Professor Marin is studying this question with an innovative research method that involves asking middle-aged adults to pull out their old photo albums and talk with an interviewer about their current relationships with the people from their past. Using albums helps to catch those people that we might just have forgotten about over time. Personal support networks can be incredibly important for living healthy, socially and economically engaged lives. Understanding the ways in which relationships can shift will help us understand the full potential that personal networks have in providing social support.
Professor Ping-Chun Hsiung recently served as the guest editor for a Special Issue of Qualitative Inquiry called “Teaching Qualitative Research as Transgressive Practices” (February 2016: 22 (2). This issue breaks new ground by recognizing teaching as an essential means for the production and reproduction of Qualitative Research. It sees the teaching of Qualitative Research as involving a set of transgressive practices that sustain and realize critical perspectives and practices.

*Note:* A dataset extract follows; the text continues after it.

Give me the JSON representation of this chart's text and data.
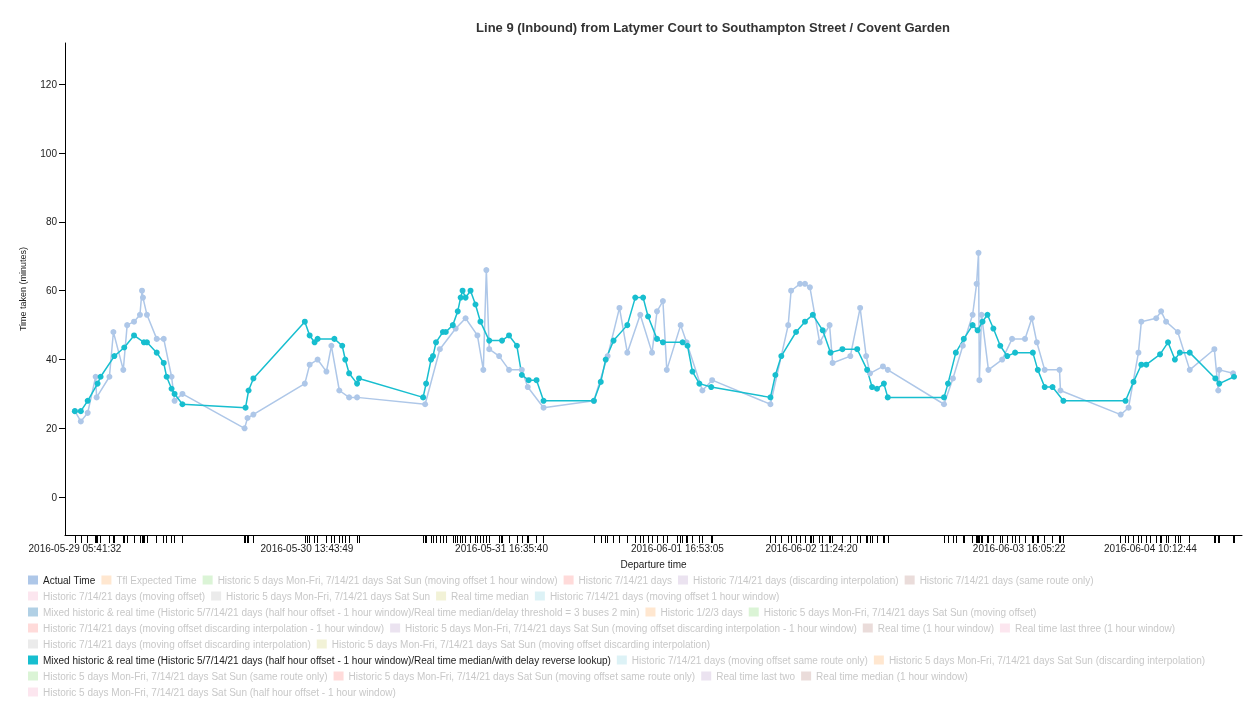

The Issue includes four full-length articles contributed by qualitative practitioners from the geopolitical South, an aboriginal scholar within the Western core, and a scholar in a health science field. It also includes five shorter articles that address key concepts and principles of Qualitative Research. Taken together, these articles challenge the field to recognize the ways in which the practice and process of teaching qualitative inquiry can serve as a channel of transformation.